I get the feeling that Mike Trout, like a young Stan Musial, has entered a phase of his career where he has found his level, and will stop surprising us. He will just put up 175 OPS+ years like a dull metronome. What say you?
- Mark Armour
Well, as I write this, his OPS+’s have gone 168-179-167-177, which averages out to ... 172. So yes, 175 seems like a pretty fair guess. While Trout’s OBP’s have significantly fluctuated from season to season, his slugging percentages have been practically identical.
Your point, I think, is that we can’t really expect Trout to improve. Which I think is basically correct. We’ve always assumed that hitters are supposed to improve until they’re 27 or 28, then begin that slow decline (and the better the player, the slower the decline). But some hitters mature earlier than others, and it’s possible that Mike Trout was mature at 21. You could argue that Junior Griffey’s best season came when he was 23, Mickey Mantle’s when he was 24. I don’t mean to suggest that we’ve seen Trout’s best; rather, if we haven’t, we might soon.

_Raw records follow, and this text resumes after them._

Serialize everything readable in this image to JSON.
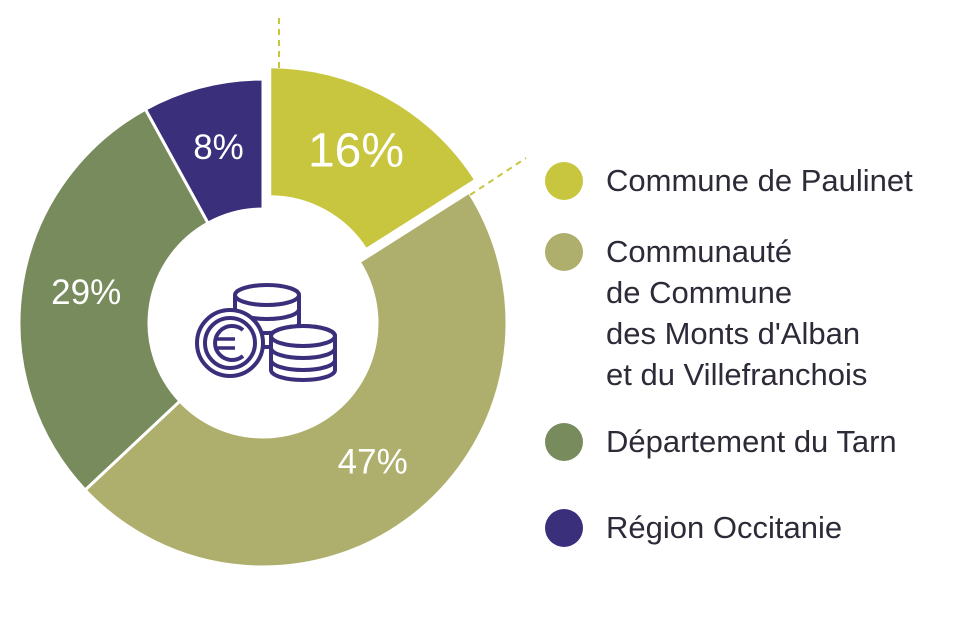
{
  "chart_data": {
    "type": "pie",
    "categories": [
      "Commune de Paulinet",
      "Communauté\nde Commune\ndes Monts d'Alban\net du Villefranchois",
      "Département du Tarn",
      "Région Occitanie"
    ],
    "values": [
      16,
      47,
      29,
      8
    ],
    "labels": [
      "16%",
      "47%",
      "29%",
      "8%"
    ],
    "colors": [
      "#c8c53f",
      "#aeaf6c",
      "#788b5d",
      "#3a2f7b"
    ],
    "title": "",
    "center_icon": "euro-coins-icon",
    "legend_position": "right"
  }
}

For me, the really interesting questions are about his speed and (in related news) his defense. At 20, Trout was regarded as a potential game-changer in center field. But his numbers since then just aren’t anything special (Wednesday night’s multiple heroics excepted, of course). And so I won’t be surprised if he’s in left field soon. Still a great hitter and player, though.

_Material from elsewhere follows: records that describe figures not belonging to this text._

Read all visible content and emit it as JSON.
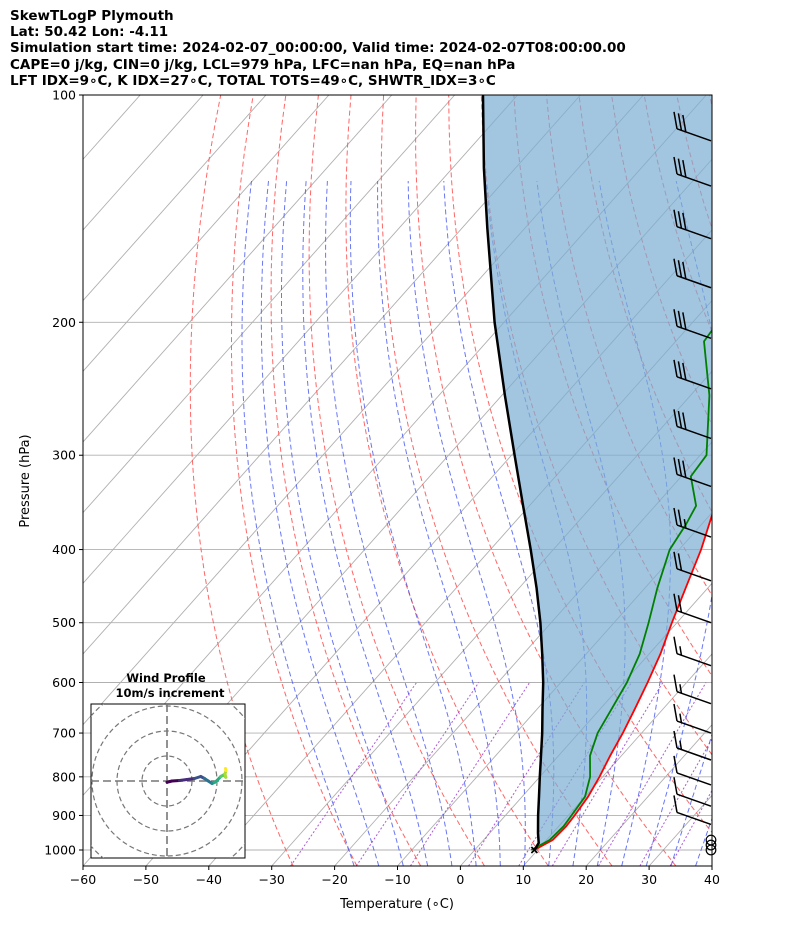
{
  "header": {
    "line1": "SkewTLogP Plymouth",
    "line2": "Lat: 50.42   Lon: -4.11",
    "line3": "Simulation start time: 2024-02-07_00:00:00, Valid time: 2024-02-07T08:00:00.00",
    "line4": "CAPE=0 j/kg, CIN=0 j/kg, LCL=979 hPa, LFC=nan hPa, EQ=nan hPa",
    "line5": "LFT IDX=9∘C, K IDX=27∘C, TOTAL TOTS=49∘C, SHWTR_IDX=3∘C"
  },
  "chart_data": {
    "type": "line",
    "subtype": "skew-t log-p",
    "xlabel": "Temperature (∘C)",
    "ylabel": "Pressure (hPa)",
    "xlim": [
      -60,
      40
    ],
    "ylim": [
      1050,
      100
    ],
    "yscale": "log",
    "xticks": [
      -60,
      -50,
      -40,
      -30,
      -20,
      -10,
      0,
      10,
      20,
      30,
      40
    ],
    "yticks": [
      100,
      200,
      300,
      400,
      500,
      600,
      700,
      800,
      900,
      1000
    ],
    "grid": true,
    "series": [
      {
        "key": "temperature",
        "color": "#ff0000",
        "points": [
          [
            1000,
            9.5
          ],
          [
            970,
            11.0
          ],
          [
            930,
            11.2
          ],
          [
            900,
            11.0
          ],
          [
            850,
            10.5
          ],
          [
            800,
            9.5
          ],
          [
            750,
            8.2
          ],
          [
            700,
            7.0
          ],
          [
            650,
            5.5
          ],
          [
            600,
            3.8
          ],
          [
            550,
            1.8
          ],
          [
            500,
            -0.8
          ],
          [
            450,
            -3.5
          ],
          [
            400,
            -6.5
          ],
          [
            350,
            -10.5
          ],
          [
            300,
            -16.0
          ],
          [
            250,
            -23.0
          ],
          [
            220,
            -28.5
          ],
          [
            212,
            -30.5
          ],
          [
            200,
            -30.0
          ],
          [
            180,
            -29.5
          ],
          [
            160,
            -27.5
          ],
          [
            140,
            -25.0
          ],
          [
            125,
            -23.0
          ],
          [
            110,
            -23.0
          ],
          [
            100,
            -23.5
          ]
        ]
      },
      {
        "key": "dewpoint",
        "color": "#008000",
        "points": [
          [
            1000,
            9.0
          ],
          [
            970,
            10.5
          ],
          [
            930,
            10.8
          ],
          [
            900,
            10.5
          ],
          [
            850,
            10.0
          ],
          [
            800,
            8.0
          ],
          [
            750,
            5.0
          ],
          [
            700,
            3.0
          ],
          [
            650,
            1.8
          ],
          [
            600,
            0.5
          ],
          [
            550,
            -1.5
          ],
          [
            500,
            -4.5
          ],
          [
            450,
            -8.0
          ],
          [
            400,
            -11.5
          ],
          [
            370,
            -12.5
          ],
          [
            350,
            -13.5
          ],
          [
            320,
            -18.5
          ],
          [
            300,
            -19.0
          ],
          [
            250,
            -27.0
          ],
          [
            212,
            -35.5
          ],
          [
            200,
            -36.0
          ],
          [
            185,
            -36.5
          ],
          [
            170,
            -35.0
          ],
          [
            150,
            -35.5
          ],
          [
            138,
            -43.0
          ],
          [
            120,
            -43.5
          ],
          [
            100,
            -45.5
          ]
        ]
      },
      {
        "key": "parcel",
        "color": "#000000",
        "points": [
          [
            1000,
            9.5
          ],
          [
            979,
            9.2
          ],
          [
            950,
            7.7
          ],
          [
            900,
            5.2
          ],
          [
            850,
            2.7
          ],
          [
            800,
            0.0
          ],
          [
            750,
            -2.8
          ],
          [
            700,
            -5.8
          ],
          [
            650,
            -9.2
          ],
          [
            600,
            -12.8
          ],
          [
            550,
            -17.0
          ],
          [
            500,
            -21.7
          ],
          [
            450,
            -27.2
          ],
          [
            400,
            -33.6
          ],
          [
            350,
            -41.0
          ],
          [
            300,
            -49.5
          ],
          [
            250,
            -59.5
          ],
          [
            200,
            -71.5
          ],
          [
            150,
            -86.0
          ],
          [
            125,
            -95.0
          ],
          [
            100,
            -105.5
          ]
        ]
      }
    ],
    "wind_barbs": [
      {
        "p": 1000,
        "barbs": 0,
        "calm": true
      },
      {
        "p": 985,
        "barbs": 0,
        "calm": true
      },
      {
        "p": 970,
        "barbs": 0,
        "calm": true
      },
      {
        "p": 925,
        "barbs": 1
      },
      {
        "p": 875,
        "barbs": 1
      },
      {
        "p": 820,
        "barbs": 1
      },
      {
        "p": 760,
        "barbs": 1.5
      },
      {
        "p": 700,
        "barbs": 1.5
      },
      {
        "p": 640,
        "barbs": 1.5
      },
      {
        "p": 570,
        "barbs": 1.5
      },
      {
        "p": 500,
        "barbs": 2
      },
      {
        "p": 440,
        "barbs": 2
      },
      {
        "p": 385,
        "barbs": 2.5
      },
      {
        "p": 330,
        "barbs": 3
      },
      {
        "p": 285,
        "barbs": 3
      },
      {
        "p": 245,
        "barbs": 3
      },
      {
        "p": 210,
        "barbs": 3
      },
      {
        "p": 180,
        "barbs": 3
      },
      {
        "p": 155,
        "barbs": 3
      },
      {
        "p": 132,
        "barbs": 3
      },
      {
        "p": 115,
        "barbs": 3
      }
    ],
    "hodograph": {
      "title_line1": "Wind Profile",
      "title_line2": "10m/s increment",
      "colormap": "viridis",
      "points": [
        [
          0.0,
          0.5
        ],
        [
          2.0,
          0.0
        ],
        [
          5.0,
          -0.2
        ],
        [
          8.0,
          -0.6
        ],
        [
          11.0,
          -1.0
        ],
        [
          13.5,
          -1.8
        ],
        [
          15.0,
          -1.0
        ],
        [
          16.5,
          0.0
        ],
        [
          18.0,
          1.0
        ],
        [
          19.0,
          0.6
        ],
        [
          20.0,
          -0.2
        ],
        [
          21.5,
          -1.8
        ],
        [
          22.8,
          -2.5
        ],
        [
          23.5,
          -1.5
        ],
        [
          23.2,
          -2.8
        ],
        [
          23.6,
          -4.2
        ],
        [
          23.4,
          -5.0
        ]
      ]
    }
  }
}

Did you lose just a tiny bit of respect for Ken Burns after seeing: Ken Burns: Baseball.
- Chris Dunne
I’m not sure what you mean, Chris. So instead I’ll answer a different question ... Upon the initial airing of "Baseball," way back when, I enjoyed the show. But I was also sensitive to the criticism, of which there was much. Keith Olbermann, for example, somewhat famously came up with a list of 125 errors – 60 factual errors, the rest mislabeled photos and film clips, etc. – in "Baseball." But I think the more interesting critiques were related to Burns’ reliance on academics over players, and his choice of John Chancellor as narrator. Baseball’s supposed to be fun, goddammit! And for all Chancellor’s talents, one doesn’t really associate his stentorian tones with fun.
All that said, upon reviewing one of the episodes last week, I was struck by just how lucky we are to have the series. Who else was going to give Buck O’Neil all that screen time? Not to mention other now-departed figures like Red Barber, Bob Feller, Curt Flood, Double Duty Radcliffe, Jimmie Reese, and Ted Williams. Yes, I wish there’d been more of them. Leo Durocher would have been so great! But he wouldn’t participate without getting paid. Whether that was true of others, I don’t know. But rather than complain about the people who weren’t there, I’m grateful for those who are. And you know, more than 20 years later nobody’s even attempted something like what Burns did.
Is Danny Duffy regressing to the mean with his walk rates going the way they are?
- Justin W. Grover
I have to be careful when I write about the Royals. Once I was utterly subjective about them, and then I became largely objective, but lately I fear that I’ve become subjective again ... but in the other direction. I spent so many years believing (and writing) that they were poorly run, and was right for so many years – I mean, the proof’s in the results, writ large – that I think it’s difficult for me to believe anything else. I understand this about myself, which helps. But I’m not sure it helps enough. All I can do is my best.
Anyway, you probably know that Duffy’s ERA last season was better than his other statistics would suggest; more than a run better, actually. Really, his fundamental performance this season is little different from last season’s, and in fact his numbers this season essentially peg his career numbers. So I don’t think it’s at all unreasonable to suggest that after 340 major-league innings, we’ve got a pretty good idea about Danny Duffy. No, he’s not a budding star. He’s a competent back-of-the-rotation starter who will probably always walk too many guys to rank among the league’s 25 best pitchers. Last season’s ERA was a huge fluke, due almost entirely to an unrepeatable .240 batting average allowed on balls in play.
None of which means Duffy can’t surprise us. Pitchers are funny that way. But I see absolutely nothing in his history to suggest he will. Objectively speaking.
How do the Giants look long term? What rotation upgrades can they make to stay in contention? Does Casey McGeRhee survive the entire season?
- Michael Coholan
The Giants are largely bereft of exciting prospects, whether pitchers or hitters. Last winter Baseball America ranked them 26th, and that was with Andrew Susac, who’s now backing up Buster Posey with the big club. The Giants’ best pitching prospect in Triple-A is Ty Blach, who throws in the low 90s and has issued only two walks in 42 innings this spring. Which is incredibly impressive. His career strikeout walk rate is nothing special, though.
Anyway, it’s not likely they’ll turn to Blach this season, not for long. Chris Heston has pitched unexpectedly well, and both Matt Cain and Jake Peavy figure to come off the Disabled List before terribly long. Which would give the Giants six viable starters, not even including Ryan Vogelsong and Yusmeiro Petit. Count those guys, and the depth chart runs eight deep without involving any prospects at all. So the upgrades seem highly likely to come from within, absent a lot more injuries.
McGehee? Man, I dunno. He’s better than we’ve seen this season, but then again his batting line since 2010 – so we’re talking about five years, basically – is .256/.316/.382, hardly the numbers of an everyday third baseman for a contending team. I know the Giants do a lot of things well, but thinking McGehee would actually be good this season ... hey, we all have our weak spots. One assumes that Matt Duffy, a shortstop by trade, will keep getting real action at third base. And it’s hard to figure how there’s room for McGehee on the roster if he’s not playing regularly.